Behind me, Virginia whimpered: "Yeyes. Th-this is the man who met me."

"Sure, hon," I said. Then I hung the focus on Jarrett again. "You agreed to do Bradley this favor on account of you saw a chance to glom the Corwin securities— more than a hundred grand. You met Virginia's train at Albuquerque, doped her, substituted your brunette cutie in her place. Ted Bradley never knew the difference. Naturally he figured the wren you brought with you was the genuine daughter. And he didn't dare tell anybody he'd stayed in Hollywood while you made the Albuquerque jaunt, because he was afraid of Vicki Ellery's husband."

Jarrett made a growling noise in his gullet; lunged at me. "You stinking snoop, you won't get me—"
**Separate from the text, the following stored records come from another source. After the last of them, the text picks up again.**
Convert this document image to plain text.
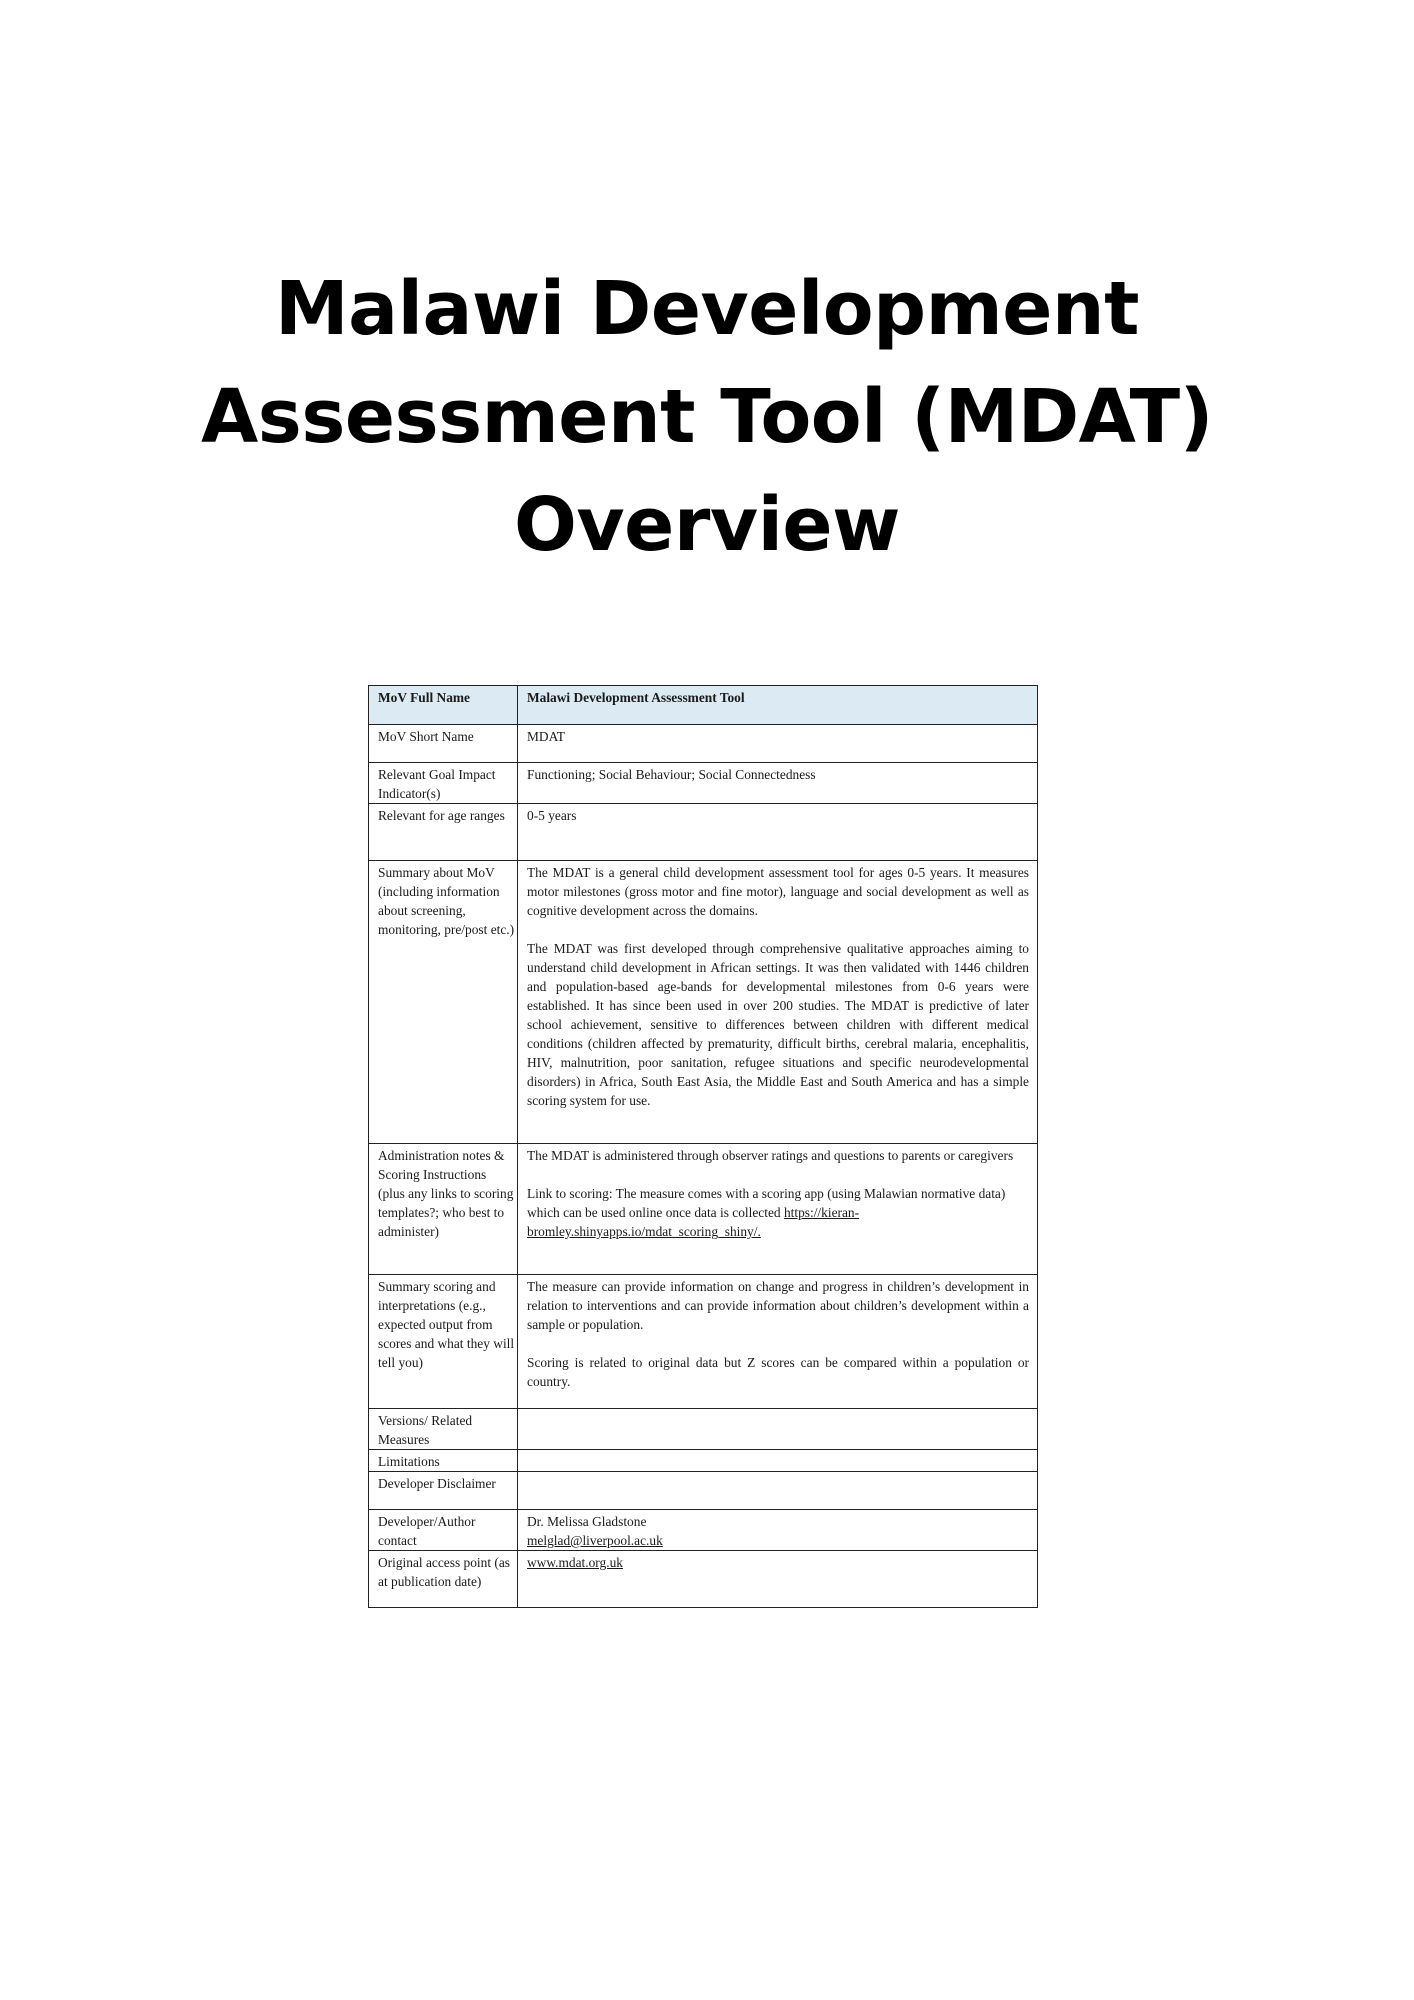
Malawi Development
Assessment Tool (MDAT)
Overview
MoV Full Name	Malawi Development Assessment Tool
MoV Short Name	MDAT
Relevant Goal Impact Indicator(s)	Functioning; Social Behaviour; Social Connectedness
Relevant for age ranges	0-5 years
Summary about MoV (including information about screening, monitoring, pre/post etc.)	The MDAT is a general child development assessment tool for ages 0-5 years. It measures motor milestones (gross motor and fine motor), language and social development as well as cognitive development across the domains.

The MDAT was first developed through comprehensive qualitative approaches aiming to understand child development in African settings. It was then validated with 1446 children and population-based age-bands for developmental milestones from 0-6 years were established. It has since been used in over 200 studies. The MDAT is predictive of later school achievement, sensitive to differences between children with different medical conditions (children affected by prematurity, difficult births, cerebral malaria, encephalitis, HIV, malnutrition, poor sanitation, refugee situations and specific neurodevelopmental disorders) in Africa, South East Asia, the Middle East and South America and has a simple scoring system for use.

Administration notes & Scoring Instructions (plus any links to scoring templates?; who best to administer)	The MDAT is administered through observer ratings and questions to parents or caregivers

Link to scoring: The measure comes with a scoring app (using Malawian normative data) which can be used online once data is collected https://kieran-bromley.shinyapps.io/mdat_scoring_shiny/.

Summary scoring and interpretations (e.g., expected output from scores and what they will tell you)	The measure can provide information on change and progress in children’s development in relation to interventions and can provide information about children’s development within a sample or population.

Scoring is related to original data but Z scores can be compared within a population or country.

Versions/ Related Measures	
Limitations	
Developer Disclaimer	
Developer/Author contact	Dr. Melissa Gladstone

melglad@liverpool.ac.uk

Original access point (as at publication date)	www.mdat.org.uk
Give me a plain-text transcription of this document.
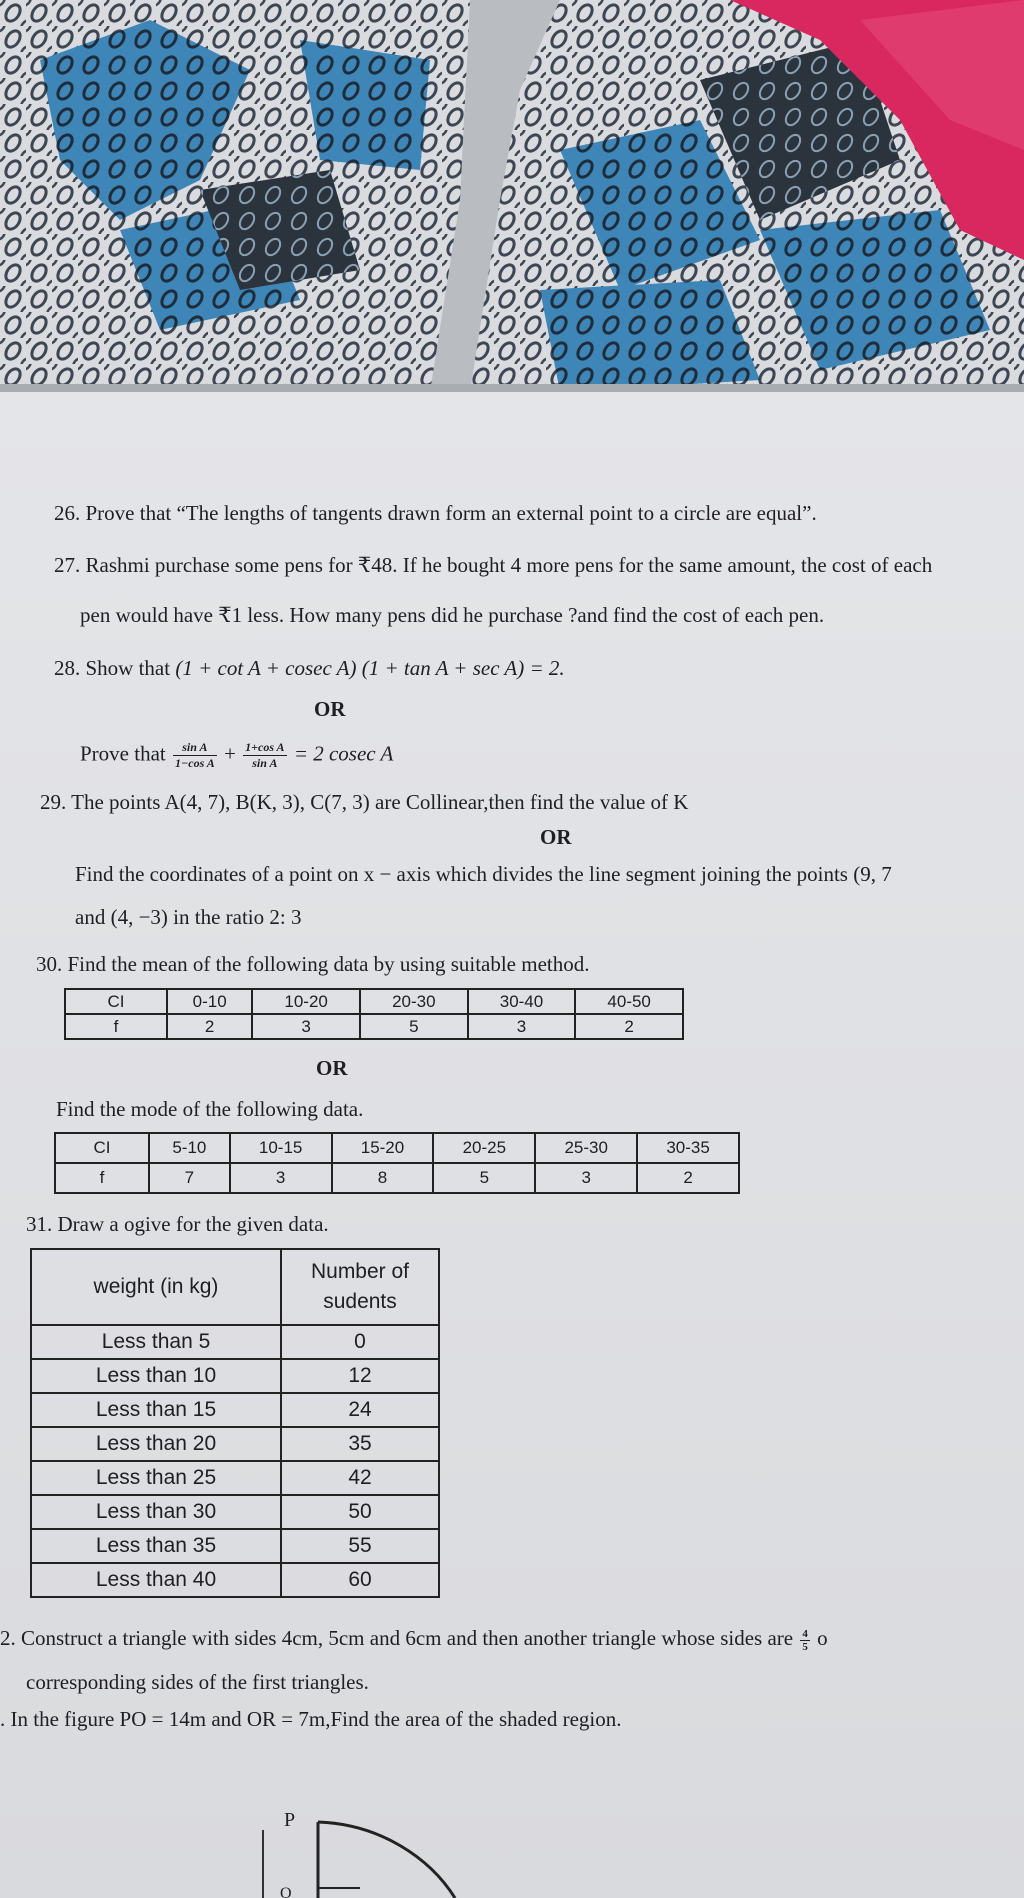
26. Prove that “The lengths of tangents drawn form an external point to a circle are equal”.
27. Rashmi purchase some pens for ₹48. If he bought 4 more pens for the same amount, the cost of each
pen would have ₹1 less. How many pens did he purchase ?and find the cost of each pen.
28. Show that (1 + cot A + cosec A) (1 + tan A + sec A) = 2.
OR
Prove that $\frac{\text{sin A}}{\text{1−cos A}} + \frac{\text{1+cos A}}{\text{sin A}} = 2$ cosec A
29. The points A(4, 7), B(K, 3), C(7, 3) are Collinear,then find the value of K
OR
Find the coordinates of a point on x − axis which divides the line segment joining the points (9, 7
and (4, −3) in the ratio 2: 3
30. Find the mean of the following data by using suitable method.
CI	0-10	10-20	20-30	30-40	40-50
f	2	3	5	3	2
OR
Find the mode of the following data.
CI	5-10	10-15	15-20	20-25	25-30	30-35
f	7	3	8	5	3	2
31. Draw a ogive for the given data.
weight (in kg)	Number of
sudents

Less than 5	0
Less than 10	12
Less than 15	24
Less than 20	35
Less than 25	42
Less than 30	50
Less than 35	55
Less than 40	60
2. Construct a triangle with sides 4cm, 5cm and 6cm and then another triangle whose sides are $\frac{4}{5}$ o
corresponding sides of the first triangles.
. In the figure PO = 14m and OR = 7m,Find the area of the shaded region.
P
O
I bashed him in the teeth, knocked him colder than an Eskimo's tonsils. Then I fed his brunette accomplice a loose-fisted swat on the dimple that sent her to dreamland. This taken care of, I moved to the phone; dialed Dave Donaldson.

"Turner broadcasting. What's new?"

Dave said: "Cripes, Sherlock, you were right. Margaret Corwin was poisoned. Strychnine."

"That's what I thought. And I've got the pair of lice who chilled her. Come on and waft them to the bastille; they're stinking up the premises," I said.